# Pspice, archivo .cir no existe



## huskee (Ago 22, 2007)

ayuda por favor es que cuando voi a simular en el pspice tengo la version 9.1 student me aparece que el archivo .cir no existe gracias por su atención


----------



## Ardogan (Ago 23, 2007)

El archivo .cir es uno de los archivos que se generan en forma automática para simular un circuito.
Verificá si los componentes que usás en el esquemático tienen sus propiedades TEMPLATE y MODEL asignadas. Si MODEL tiene el valor NOMODEL ese componente no tiene un modelo para simulación.
En ese caso tratá de usar otro componente similar, o fijate en la página del fabricante si tiene un modelo pspice.
Sino puede ser que te falte alguna librería en "Analysis->Library and Include files", tiene que estar por lo menos nom.lib.

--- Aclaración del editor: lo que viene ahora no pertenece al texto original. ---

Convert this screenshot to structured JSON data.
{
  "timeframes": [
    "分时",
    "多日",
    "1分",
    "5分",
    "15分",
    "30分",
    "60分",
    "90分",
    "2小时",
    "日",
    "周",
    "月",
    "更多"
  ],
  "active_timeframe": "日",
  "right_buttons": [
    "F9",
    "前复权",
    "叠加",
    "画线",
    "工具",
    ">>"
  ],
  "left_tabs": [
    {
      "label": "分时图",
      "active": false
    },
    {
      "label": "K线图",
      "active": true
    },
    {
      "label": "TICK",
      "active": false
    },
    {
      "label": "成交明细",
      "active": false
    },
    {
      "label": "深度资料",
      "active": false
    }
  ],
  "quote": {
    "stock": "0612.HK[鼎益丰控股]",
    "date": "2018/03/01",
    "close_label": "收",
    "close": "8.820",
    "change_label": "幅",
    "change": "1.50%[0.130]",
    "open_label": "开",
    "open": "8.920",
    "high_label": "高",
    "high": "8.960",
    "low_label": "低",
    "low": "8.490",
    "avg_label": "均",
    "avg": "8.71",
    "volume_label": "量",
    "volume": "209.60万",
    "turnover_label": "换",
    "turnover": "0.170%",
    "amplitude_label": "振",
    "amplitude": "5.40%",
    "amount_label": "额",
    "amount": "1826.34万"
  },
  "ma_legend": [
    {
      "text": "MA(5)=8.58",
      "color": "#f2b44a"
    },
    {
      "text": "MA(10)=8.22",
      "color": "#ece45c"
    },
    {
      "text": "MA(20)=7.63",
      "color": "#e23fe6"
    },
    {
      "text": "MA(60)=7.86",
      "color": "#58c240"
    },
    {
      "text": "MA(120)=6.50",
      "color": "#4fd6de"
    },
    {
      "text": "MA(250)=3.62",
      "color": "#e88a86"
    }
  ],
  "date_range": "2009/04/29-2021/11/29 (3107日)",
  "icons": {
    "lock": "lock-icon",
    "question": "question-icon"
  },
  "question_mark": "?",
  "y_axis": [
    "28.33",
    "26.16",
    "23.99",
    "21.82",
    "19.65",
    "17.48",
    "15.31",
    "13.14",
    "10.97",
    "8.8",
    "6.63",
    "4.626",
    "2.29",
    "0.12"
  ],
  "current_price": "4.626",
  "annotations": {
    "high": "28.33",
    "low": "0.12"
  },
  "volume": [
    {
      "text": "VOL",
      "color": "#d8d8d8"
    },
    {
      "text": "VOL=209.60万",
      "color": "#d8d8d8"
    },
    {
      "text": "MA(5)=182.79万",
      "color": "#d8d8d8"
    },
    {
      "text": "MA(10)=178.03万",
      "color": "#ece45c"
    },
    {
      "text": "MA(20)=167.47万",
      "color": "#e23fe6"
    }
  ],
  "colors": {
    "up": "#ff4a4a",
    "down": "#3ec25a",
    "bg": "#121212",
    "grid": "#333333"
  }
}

Bueno, ojalá sirve, suerte.


----------



## huskee (Ago 23, 2007)

antes que nada gracias por la respúesta, luego, hay esta la libreria nom.lib y es la unica que esta pero no entiendo lo que me dice lo de las propiedades template y model como hago para veras o que es eso
perdone mi ignorancia


----------



## Ardogan (Ago 27, 2007)

Hace doble click sobre los componentes/elementos de circuito del esquemático que estás tratando de simular, ahí figuran las propiedades que te digo (quizás tengas que chequear los checkbox que aparecen en esa ventana, "System Atributes"... etc).
Salu2


----------